Yang bertahan adalah ekonomi jalan tengah,
yaitu pasar yang pas dengan intervensi negara yang pas. Anatole Kaletsky dengan
tepat merumuskan, kapitalisme telah bermetamorfosa melakukan adaptasi terhadap
tantangan kelemahan internal ataupun ideologi tandingan. Deng Xiaoping dengan
tepat memutuskan China kembali ke pasar karena Marxisme komunisme jadi predator
yang menghancurkan pasar (the market is
older and was there before Marx. So when Marxism failed China just return to
the market).
Tentu saja, pasarnya harus dikendalikan
politik negara yang mencegah dan mengawasi keserakahan dan kegagalan pasar yang
terbukti hanya dimiliki sistem demokrasi dengan kebebasan menawarkan alternatif
kebijakan secara eklektik. Syaratnya, kepemimpinan harus bersih atau sistem
perimbangan kekuasaan yang mencegah dua ekstrem kegagalan pasar atau kegagalan
negara karena aparatnya dibajak oleh monster koruptor yang menjadi predator
terhadap rakyatnya sendiri.
Widjojo mungkin sempat membaca Kaletsky yang
terbit 2009 dan tetap merasa percaya diri resep Widjojonomics-nya adalah bauran
yang tepat secara teknokratis. Namun, resep itu gagal oleh sistem KKN rezim
Soeharto yang pada dekade terakhirnya mengabaikan pasar untuk kroni KKN.

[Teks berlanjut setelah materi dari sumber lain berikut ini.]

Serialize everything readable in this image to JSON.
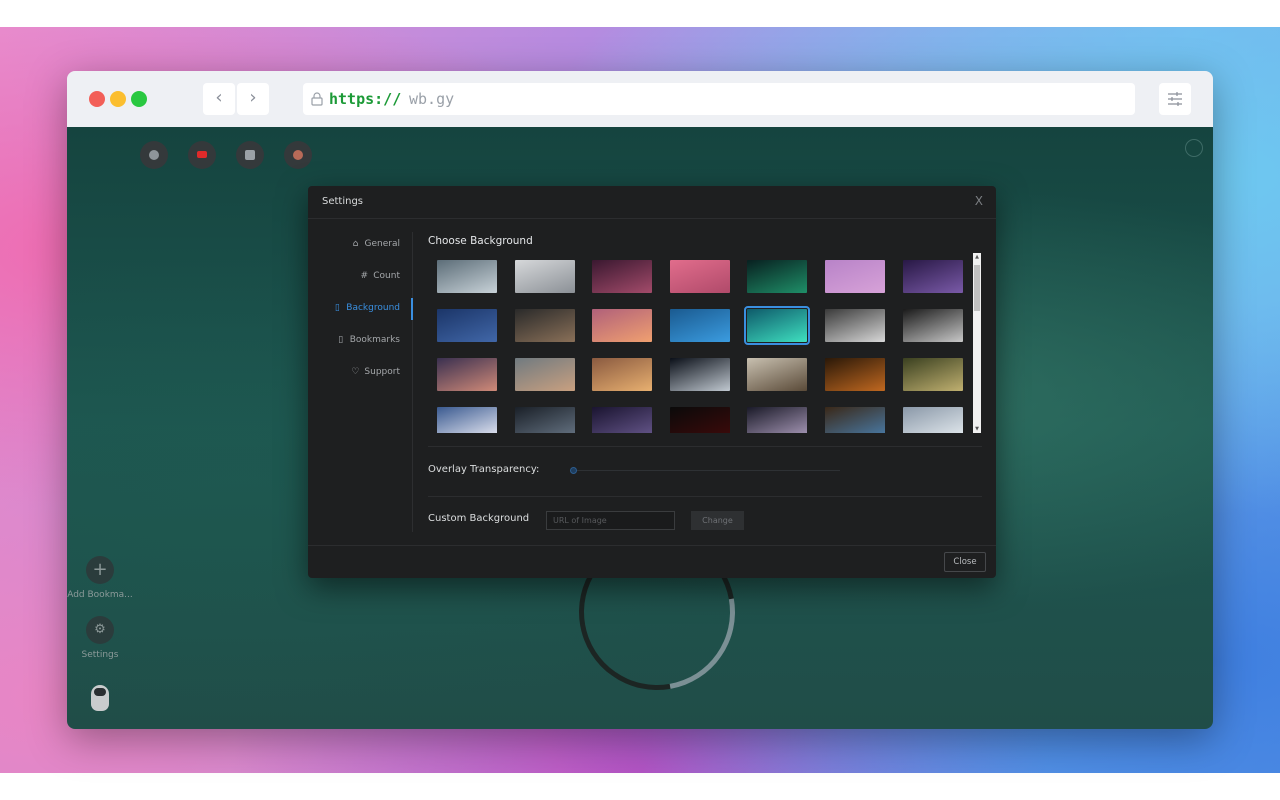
{
  "browser": {
    "url_protocol": "https://",
    "url_host": "wb.gy",
    "back_icon": "chevron-left-icon",
    "forward_icon": "chevron-right-icon",
    "lock_icon": "lock-icon",
    "settings_icon": "sliders-icon"
  },
  "shortcuts": [
    {
      "icon": "globe-icon",
      "color": "#8e959a"
    },
    {
      "icon": "youtube-icon",
      "color": "#e02a2a"
    },
    {
      "icon": "image-icon",
      "color": "#9aa1a6"
    },
    {
      "icon": "avatar-icon",
      "color": "#b86a58"
    }
  ],
  "sidebar": {
    "add_bookmark_label": "Add Bookma...",
    "add_bookmark_icon": "+",
    "settings_label": "Settings",
    "settings_icon": "⚙"
  },
  "modal": {
    "title": "Settings",
    "close_glyph": "X",
    "menu": [
      {
        "label": "General",
        "icon": "⌂",
        "active": false
      },
      {
        "label": "Count",
        "icon": "#",
        "active": false
      },
      {
        "label": "Background",
        "icon": "▯",
        "active": true
      },
      {
        "label": "Bookmarks",
        "icon": "▯",
        "active": false
      },
      {
        "label": "Support",
        "icon": "♡",
        "active": false
      }
    ],
    "choose_background": "Choose Background",
    "overlay_label": "Overlay Transparency:",
    "overlay_value": 0,
    "custom_label": "Custom Background",
    "url_placeholder": "URL of Image",
    "url_value": "",
    "change_label": "Change",
    "close_label": "Close",
    "selected_index": 11,
    "backgrounds": [
      [
        "#5c6d78",
        "#c8d2d8"
      ],
      [
        "#d6d8da",
        "#8b9096"
      ],
      [
        "#3a1830",
        "#a34b6a"
      ],
      [
        "#e16d8c",
        "#b04a6a"
      ],
      [
        "#082020",
        "#1f8f68"
      ],
      [
        "#b883c8",
        "#d7a2d8"
      ],
      [
        "#281845",
        "#7a5aa8"
      ],
      [
        "#1b3568",
        "#4167a8"
      ],
      [
        "#2a2a2a",
        "#8a7058"
      ],
      [
        "#b0607a",
        "#f0a070"
      ],
      [
        "#1a5a90",
        "#3b9ce0"
      ],
      [
        "#0e5a6a",
        "#3fe0c0"
      ],
      [
        "#3a3a3a",
        "#d8d8d8"
      ],
      [
        "#1a1a1a",
        "#c8c8c8"
      ],
      [
        "#3a3050",
        "#d08a78"
      ],
      [
        "#707a80",
        "#c9a080"
      ],
      [
        "#8a5a40",
        "#e8b070"
      ],
      [
        "#0a0f18",
        "#c0c8d0"
      ],
      [
        "#c8c0b0",
        "#5a4a38"
      ],
      [
        "#2a1808",
        "#c06820"
      ],
      [
        "#3a4020",
        "#c0b070"
      ],
      [
        "#3a5a90",
        "#f0f0f8"
      ],
      [
        "#1a2028",
        "#6a7888"
      ],
      [
        "#1a1430",
        "#6a5a90"
      ],
      [
        "#0a0a0a",
        "#400a0a"
      ],
      [
        "#1a1a28",
        "#b0a0c0"
      ],
      [
        "#3a2818",
        "#4a80b0"
      ],
      [
        "#8a98a8",
        "#e8eef2"
      ]
    ]
  }
}
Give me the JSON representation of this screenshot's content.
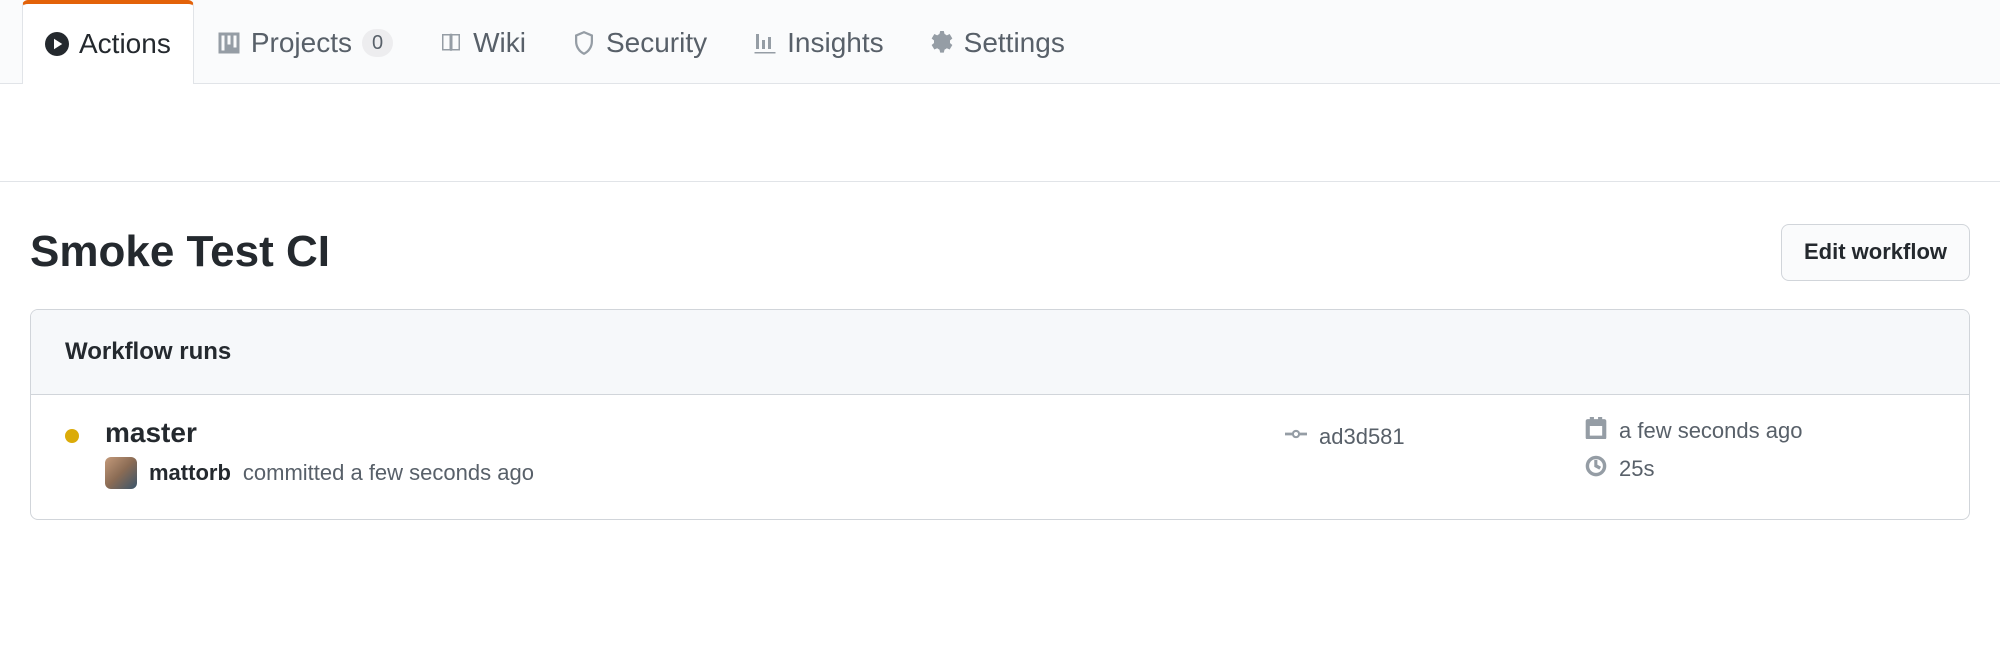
{
  "tabs": {
    "actions": "Actions",
    "projects": "Projects",
    "projects_count": "0",
    "wiki": "Wiki",
    "security": "Security",
    "insights": "Insights",
    "settings": "Settings"
  },
  "header": {
    "title": "Smoke Test CI",
    "edit_button": "Edit workflow"
  },
  "box": {
    "header": "Workflow runs"
  },
  "run": {
    "title": "master",
    "author": "mattorb",
    "commit_action": "committed a few seconds ago",
    "sha": "ad3d581",
    "time_ago": "a few seconds ago",
    "duration": "25s"
  }
}
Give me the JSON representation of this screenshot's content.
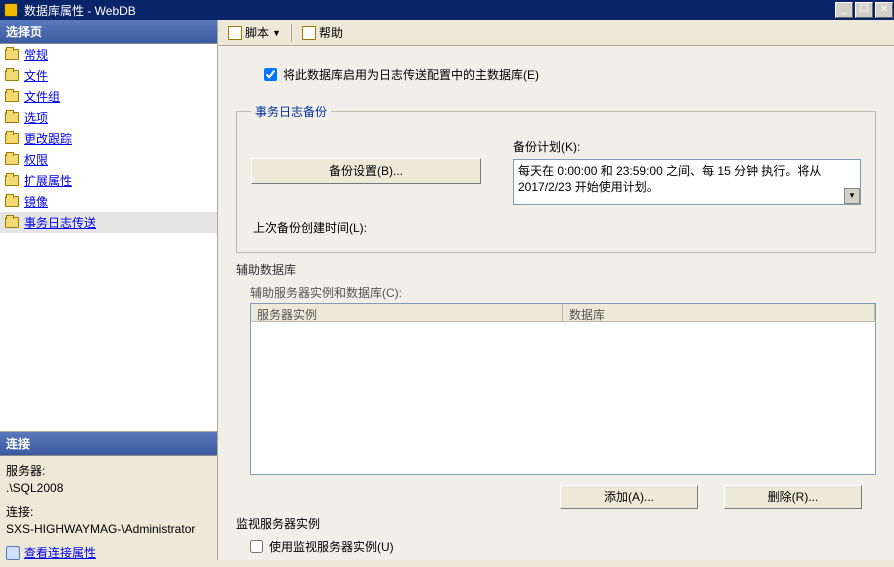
{
  "window": {
    "title": "数据库属性 - WebDB"
  },
  "sidebar": {
    "header": "选择页",
    "items": [
      {
        "label": "常规"
      },
      {
        "label": "文件"
      },
      {
        "label": "文件组"
      },
      {
        "label": "选项"
      },
      {
        "label": "更改跟踪"
      },
      {
        "label": "权限"
      },
      {
        "label": "扩展属性"
      },
      {
        "label": "镜像"
      },
      {
        "label": "事务日志传送"
      }
    ],
    "conn_header": "连接",
    "server_label": "服务器:",
    "server_value": ".\\SQL2008",
    "conn_label": "连接:",
    "conn_value": "SXS-HIGHWAYMAG-\\Administrator",
    "conn_link": "查看连接属性"
  },
  "toolbar": {
    "script": "脚本",
    "help": "帮助"
  },
  "main": {
    "primary_checkbox": "将此数据库启用为日志传送配置中的主数据库(E)",
    "backup_group": "事务日志备份",
    "backup_settings_btn": "备份设置(B)...",
    "plan_label": "备份计划(K):",
    "plan_text": "每天在 0:00:00 和 23:59:00 之间、每 15 分钟 执行。将从 2017/2/23 开始使用计划。",
    "last_backup_label": "上次备份创建时间(L):",
    "secondary_group": "辅助数据库",
    "sec_instances_label": "辅助服务器实例和数据库(C):",
    "col_server": "服务器实例",
    "col_db": "数据库",
    "add_btn": "添加(A)...",
    "remove_btn": "删除(R)...",
    "monitor_label": "监视服务器实例",
    "monitor_checkbox": "使用监视服务器实例(U)"
  }
}
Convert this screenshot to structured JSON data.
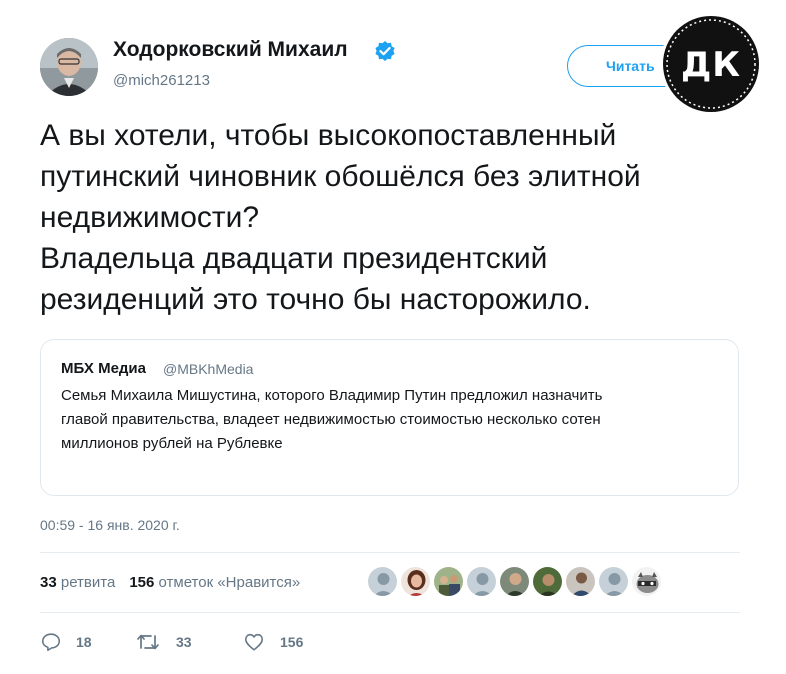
{
  "author": {
    "name": "Ходорковский Михаил",
    "handle": "@mich261213"
  },
  "follow_button": {
    "label": "Читать"
  },
  "logo": {
    "text": "ДК"
  },
  "tweet_lines": [
    "А вы хотели, чтобы высокопоставленный",
    "путинский чиновник обошёлся без элитной",
    "недвижимости?",
    "Владельца двадцати президентский",
    "резиденций это точно бы насторожило."
  ],
  "quote": {
    "name": "МБХ Медиа",
    "handle": "@MBKhMedia",
    "lines": [
      "Семья Михаила Мишустина, которого Владимир Путин предложил назначить",
      "главой правительства, владеет недвижимостью стоимостью несколько сотен",
      "миллионов рублей на Рублевке"
    ]
  },
  "timestamp": "00:59 - 16 янв. 2020 г.",
  "stats": {
    "retweets_count": "33",
    "retweets_label": "ретвита",
    "likes_count": "156",
    "likes_label": "отметок «Нравится»"
  },
  "actions": {
    "reply_count": "18",
    "retweet_count": "33",
    "like_count": "156"
  },
  "colors": {
    "accent": "#1da1f2",
    "secondary_text": "#657786",
    "border": "#e1e8ed"
  },
  "likers": [
    "avatar-default",
    "avatar-woman",
    "avatar-group",
    "avatar-default",
    "avatar-man",
    "avatar-man-outdoor",
    "avatar-man-dark",
    "avatar-default",
    "avatar-raccoon"
  ]
}
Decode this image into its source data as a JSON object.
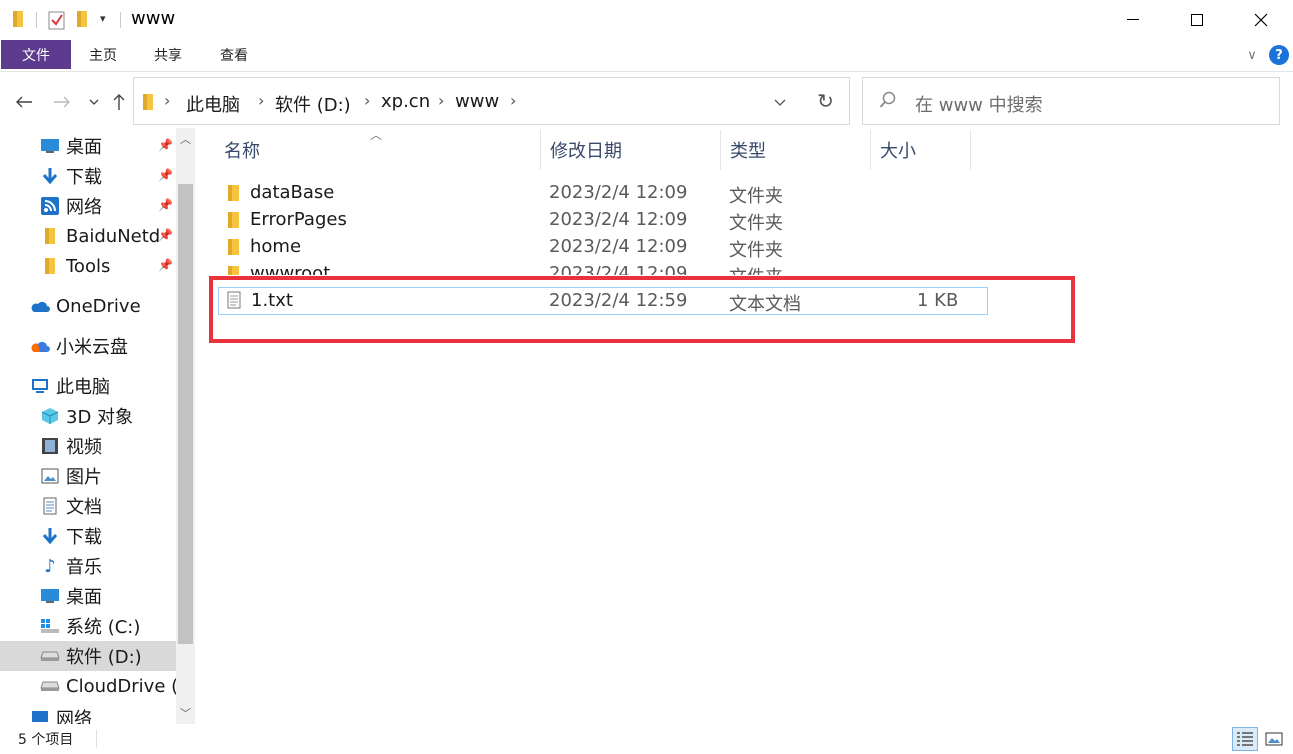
{
  "window": {
    "title": "www"
  },
  "ribbon": {
    "tabs": [
      "文件",
      "主页",
      "共享",
      "查看"
    ]
  },
  "address": {
    "segments": [
      "此电脑",
      "软件 (D:)",
      "xp.cn",
      "www"
    ]
  },
  "search": {
    "placeholder": "在 www 中搜索"
  },
  "nav": {
    "quick_access": [
      {
        "label": "桌面",
        "icon": "desktop-icon",
        "pinned": true
      },
      {
        "label": "下载",
        "icon": "download-icon",
        "pinned": true
      },
      {
        "label": "网络",
        "icon": "network-icon",
        "pinned": true
      },
      {
        "label": "BaiduNetd",
        "icon": "folder-icon",
        "pinned": true
      },
      {
        "label": "Tools",
        "icon": "folder-icon",
        "pinned": true
      }
    ],
    "onedrive": "OneDrive",
    "xiaomi": "小米云盘",
    "this_pc": "此电脑",
    "pc_items": [
      {
        "label": "3D 对象",
        "icon": "cube-icon"
      },
      {
        "label": "视频",
        "icon": "video-icon"
      },
      {
        "label": "图片",
        "icon": "picture-icon"
      },
      {
        "label": "文档",
        "icon": "document-icon"
      },
      {
        "label": "下载",
        "icon": "download-icon"
      },
      {
        "label": "音乐",
        "icon": "music-icon"
      },
      {
        "label": "桌面",
        "icon": "desktop-icon"
      },
      {
        "label": "系统 (C:)",
        "icon": "windows-drive-icon"
      },
      {
        "label": "软件 (D:)",
        "icon": "drive-icon",
        "selected": true
      },
      {
        "label": "CloudDrive (",
        "icon": "drive-icon"
      },
      {
        "label": "网络",
        "icon": "network-icon"
      }
    ]
  },
  "columns": {
    "name": "名称",
    "modified": "修改日期",
    "type": "类型",
    "size": "大小"
  },
  "files": [
    {
      "name": "dataBase",
      "modified": "2023/2/4 12:09",
      "type": "文件夹",
      "size": "",
      "kind": "folder"
    },
    {
      "name": "ErrorPages",
      "modified": "2023/2/4 12:09",
      "type": "文件夹",
      "size": "",
      "kind": "folder"
    },
    {
      "name": "home",
      "modified": "2023/2/4 12:09",
      "type": "文件夹",
      "size": "",
      "kind": "folder"
    },
    {
      "name": "wwwroot",
      "modified": "2023/2/4 12:09",
      "type": "文件夹",
      "size": "",
      "kind": "folder"
    },
    {
      "name": "1.txt",
      "modified": "2023/2/4 12:59",
      "type": "文本文档",
      "size": "1 KB",
      "kind": "text",
      "selected": true
    }
  ],
  "status": {
    "count": "5 个项目"
  },
  "colors": {
    "file_tab": "#5c3b8f",
    "highlight": "#e8323c",
    "folder": "#f5c542",
    "selection_border": "#99d1ff"
  }
}
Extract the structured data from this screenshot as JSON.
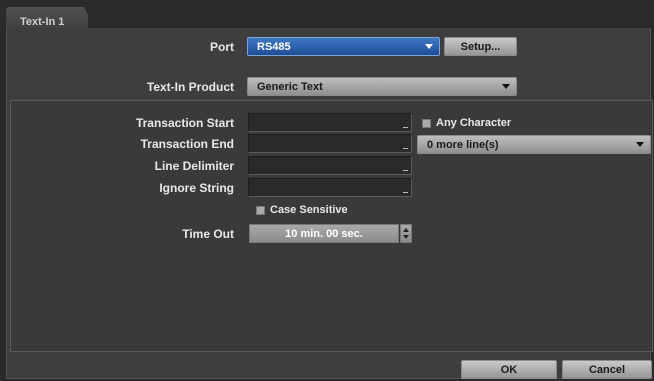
{
  "tab": {
    "title": "Text-In 1"
  },
  "port": {
    "label": "Port",
    "value": "RS485",
    "setup_label": "Setup..."
  },
  "product": {
    "label": "Text-In Product",
    "value": "Generic Text"
  },
  "transaction_start": {
    "label": "Transaction Start",
    "value": ""
  },
  "any_character": {
    "label": "Any Character",
    "checked": false
  },
  "transaction_end": {
    "label": "Transaction End",
    "value": "",
    "more_lines_value": "0 more line(s)"
  },
  "line_delimiter": {
    "label": "Line Delimiter",
    "value": ""
  },
  "ignore_string": {
    "label": "Ignore String",
    "value": ""
  },
  "case_sensitive": {
    "label": "Case Sensitive",
    "checked": false
  },
  "time_out": {
    "label": "Time Out",
    "value": "10 min. 00 sec."
  },
  "footer": {
    "ok_label": "OK",
    "cancel_label": "Cancel"
  },
  "colors": {
    "accent": "#2a5fae",
    "panel": "#3e3e3e",
    "background": "#2b2b2b"
  }
}
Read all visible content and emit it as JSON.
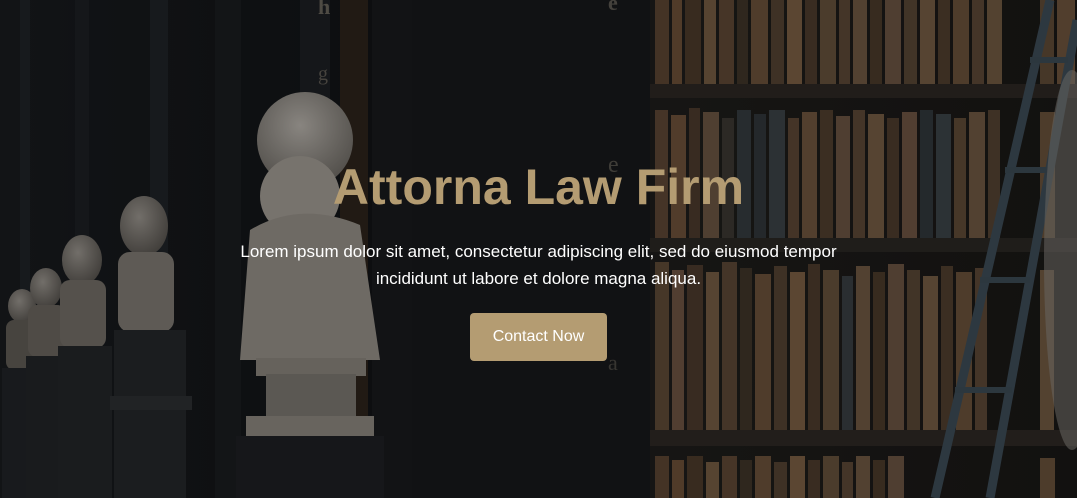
{
  "hero": {
    "title": "Attorna Law Firm",
    "text": "Lorem ipsum dolor sit amet, consectetur adipiscing elit, sed do eiusmod tempor incididunt ut labore et dolore magna aliqua.",
    "button_label": "Contact Now",
    "background_image": "library-with-busts-and-bookshelves"
  },
  "colors": {
    "accent": "#b49c72",
    "text": "#ffffff",
    "background": "#121316"
  }
}
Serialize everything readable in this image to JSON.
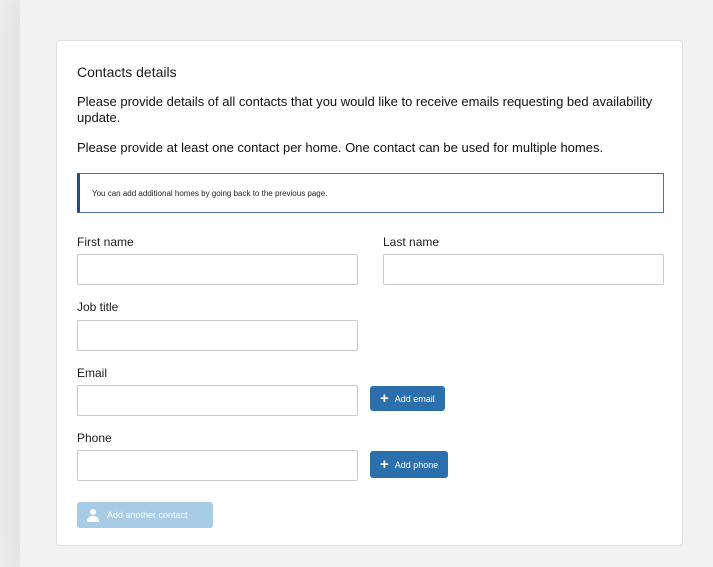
{
  "section": {
    "title": "Contacts details",
    "intro": "Please provide details of all contacts that you would like to receive emails requesting bed availability update.",
    "requirement": "Please provide at least one contact per home. One contact can be used for multiple homes."
  },
  "notice": {
    "text": "You can add additional homes by going back to the previous page."
  },
  "form": {
    "first_name": {
      "label": "First name",
      "value": "",
      "placeholder": ""
    },
    "last_name": {
      "label": "Last name",
      "value": "",
      "placeholder": ""
    },
    "job_title": {
      "label": "Job title",
      "value": "",
      "placeholder": ""
    },
    "email": {
      "label": "Email",
      "value": "",
      "placeholder": ""
    },
    "phone": {
      "label": "Phone",
      "value": "",
      "placeholder": ""
    }
  },
  "buttons": {
    "add_email": "Add email",
    "add_phone": "Add phone",
    "add_contact": "Add another contact"
  },
  "icons": {
    "add_email": "plus-icon",
    "add_phone": "plus-icon",
    "add_contact": "person-icon"
  },
  "colors": {
    "primary_button": "#2c6fad",
    "disabled_button": "#a8cce6",
    "notice_border": "#1f4e8c"
  }
}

Saya teringat dialog saya dengan Prof Widjojo
saat membahas Badan Penyangga dan Pemasaran Cengkeh (BPPC). Saya mengusulkan
proteksi petani cengkeh dilakukan melalui lindung nilai (hedging) bursa komoditas berjangka dan bukan model BPPC. IMF
memasukkan BPPC sebagai salah satu monster predator pasar yang harus
dibubarkan. Sayang, advis tidak didengar sama sekali oleh Pak Harto hingga Pak
Harto lengser pada 1998.
Prof Widjojo juga tak segan menerabas pakem,
mengontrakkan bea cukai ke perusahaan multinasional, SGS. Saya waktu itu
menyatakan ia semestinya lebih canggih dengan membeli dulu saham SGS di Swiss,
lalu Indonesia Inc jadi pemilik SGS
yang kemudian mengontrak fungsi bea cukai RI. Pak Widjojo tersenyum dan
berkata, ”Wah, kalau itu urusan Pak Harto dan Oom Liem, Anda usulkan saja”.
Saya jawab, ”Wah, sudah telat Pak, begitu SGS ditunjuk, sahamnya langsung
melejit dan terlalu mahal untuk beli. Namun, barangkali hopeng atau kerabat
sudah membeli.”
Tugas
Selesai
Memang ironis, kita lebih mudah meraih
popularitas dengan mengibarkan bendera populisme. Misalnya, negara harus
komando (leading and commanding position).
Namun, saat diberi posisi itu malah utang 10 miliar dollar AS, seperti Ibnu
Sutowo dalam kasus Pertamina. Pelajaran berharga, jangan pernah memberikan kekuasaan
absolut kepada siapa pun, presiden republik, pimpinan Pertamina, atau presdir
BUMN. Tentu saja CEO harus diberi keleluasaan kreatif memimpin BUMN, seperti
BUMN Singapura yang sukses jadi kekuatan global, Temasek.
Pak Widjojo hanya menghela napas panjang dan
menyatakan, tugasnya untuk Indonesia selesai dengan mengantarkan Indonesia satu
generasi lebih dulu menginsafi peranan pasar yang klasik, tradisional dan
universal. Pasar difasilitasi negara, yang tak boleh jadi monster predator
terhadap masyarakat dan pasar. Namun, negara dan politisi yang bertanggung
jawab harus amankan kepentingan nasional dari kegagalan dan keserakahan pasar.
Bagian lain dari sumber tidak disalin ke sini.